While the case of LeBlanc v. Standard Ins. Co., 114 Me. 6,95 A. 284, was decided under a Maine statute providing that agents of insurance companies shall be regarded as in the place of the companies in all respects concerning any insurance effected by them, we think the general observation of the court in the opinion, as applied to the instant case, is appropriate:

"The statute recognizes what common experience teaches. Men commonly do all their insurance business with agents — agents appointed by the companies. They have no direct dealings with the companies. * * * They go to the agents when losses have occurred, and pursue the steps pointed out by them in proving the losses. To the insured the agent is for all practical purposes the company. Good public policy then requires that the companies that appoint these agents *12 and hold them out as their representatives shall be bound by what they do, and that if an agent acts without authority, or in excess of authority, his principal should bear the consequences, rather than the insured, who trusted him."

While the record before this court in State Automobile MutualIns. Assn. v. Lind, supra, was not the same as is now presented, the principles of law therein expressed are still applicable. Our opinion is that there was sufficient evidence of waiver in the record now before us to justify submitting the issue to the jury for its determination.

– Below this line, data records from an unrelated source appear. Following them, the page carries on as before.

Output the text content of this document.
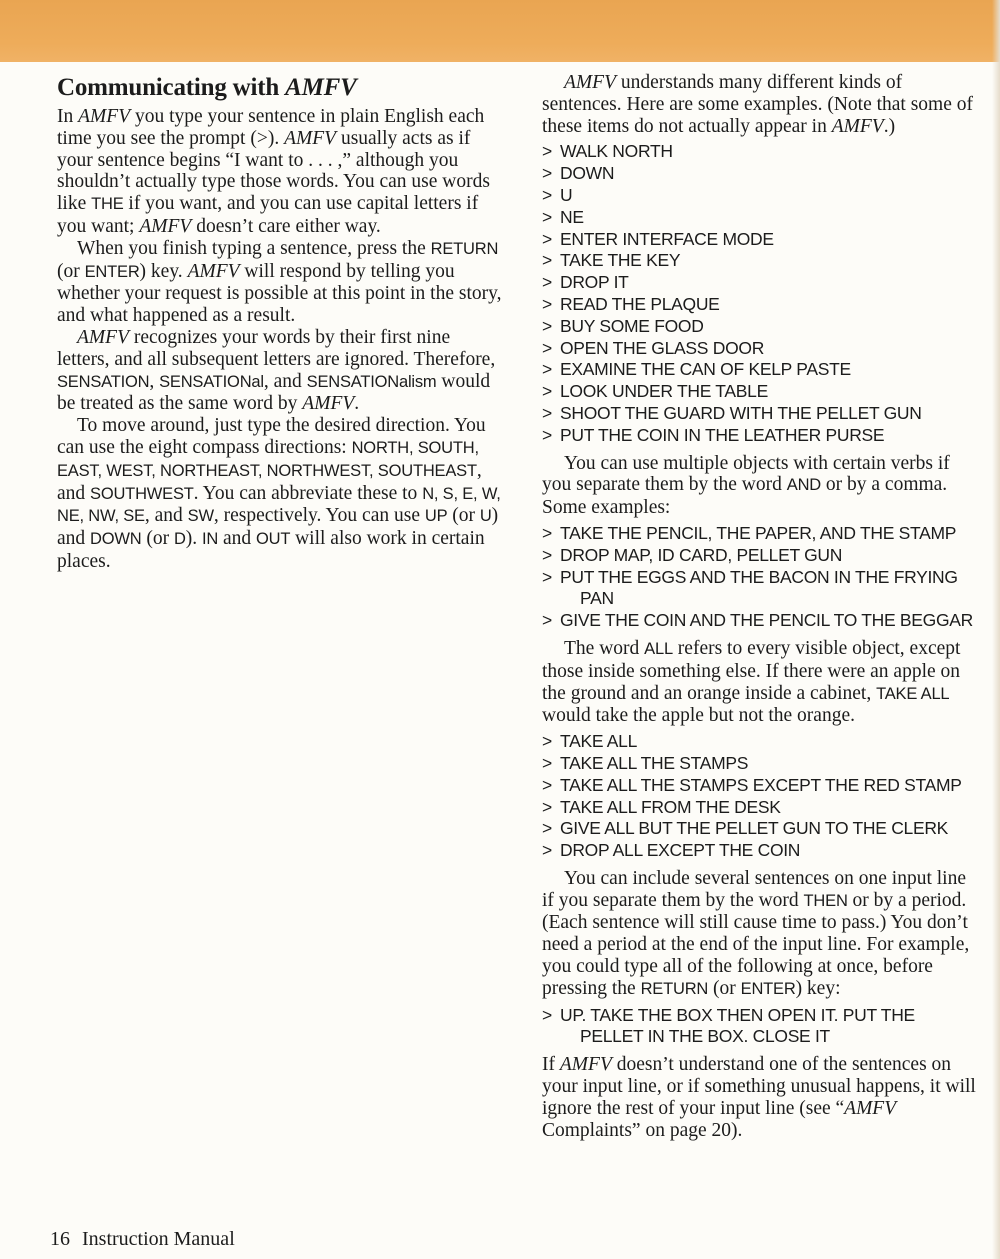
Communicating with AMFV

In AMFV you type your sentence in plain English each time you see the prompt (>). AMFV usually acts as if your sentence begins “I want to . . . ,” although you shouldn’t actually type those words. You can use words like THE if you want, and you can use capital letters if you want; AMFV doesn’t care either way.

When you finish typing a sentence, press the RETURN (or ENTER) key. AMFV will respond by telling you whether your request is possible at this point in the story, and what happened as a result.

AMFV recognizes your words by their first nine letters, and all subsequent letters are ignored. Therefore, SENSATION, SENSATIONal, and SENSATIONalism would be treated as the same word by AMFV.

To move around, just type the desired direction. You can use the eight compass directions: NORTH, SOUTH, EAST, WEST, NORTHEAST, NORTHWEST, SOUTHEAST, and SOUTHWEST. You can abbreviate these to N, S, E, W, NE, NW, SE, and SW, respectively. You can use UP (or U) and DOWN (or D). IN and OUT will also work in certain places.

AMFV understands many different kinds of sentences. Here are some examples. (Note that some of these items do not actually appear in AMFV.)

> WALK NORTH
> DOWN
> U
> NE
> ENTER INTERFACE MODE
> TAKE THE KEY
> DROP IT
> READ THE PLAQUE
> BUY SOME FOOD
> OPEN THE GLASS DOOR
> EXAMINE THE CAN OF KELP PASTE
> LOOK UNDER THE TABLE
> SHOOT THE GUARD WITH THE PELLET GUN
> PUT THE COIN IN THE LEATHER PURSE

You can use multiple objects with certain verbs if you separate them by the word AND or by a comma. Some examples:

> TAKE THE PENCIL, THE PAPER, AND THE STAMP
> DROP MAP, ID CARD, PELLET GUN
> PUT THE EGGS AND THE BACON IN THE FRYING PAN
> GIVE THE COIN AND THE PENCIL TO THE BEGGAR

The word ALL refers to every visible object, except those inside something else. If there were an apple on the ground and an orange inside a cabinet, TAKE ALL would take the apple but not the orange.

> TAKE ALL
> TAKE ALL THE STAMPS
> TAKE ALL THE STAMPS EXCEPT THE RED STAMP
> TAKE ALL FROM THE DESK
> GIVE ALL BUT THE PELLET GUN TO THE CLERK
> DROP ALL EXCEPT THE COIN

You can include several sentences on one input line if you separate them by the word THEN or by a period. (Each sentence will still cause time to pass.) You don’t need a period at the end of the input line. For example, you could type all of the following at once, before pressing the RETURN (or ENTER) key:

> UP. TAKE THE BOX THEN OPEN IT. PUT THE PELLET IN THE BOX. CLOSE IT

If AMFV doesn’t understand one of the sentences on your input line, or if something unusual happens, it will ignore the rest of your input line (see “AMFV Complaints” on page 20).

16 Instruction Manual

Contention is made that the special charges given the jury before argument, and part of the general charge, are prejudicially erroneous. An examination of these charges shows them subject to criticism, but when they are considered in the light of the whole record we are unwilling to hold them so prejudicial and misleading as to require reversal.Jaeger v. Converse, Admr., 87 Ohio St. 486, 102 N.E. 1125;Fox v. Jewell, 91 Ohio St. 409, 110 N.E. 1059.

It follows that the judgment of the Court of Appeals is reversed and that of the Court of Common Pleas affirmed.

Judgment of the Court of Appeals reversed and that of theCommon Pleas affirmed.

WEYGANDT, C.J., ALLEN, STEPHENSON, MATTHIAS and BEVIS, JJ., concur.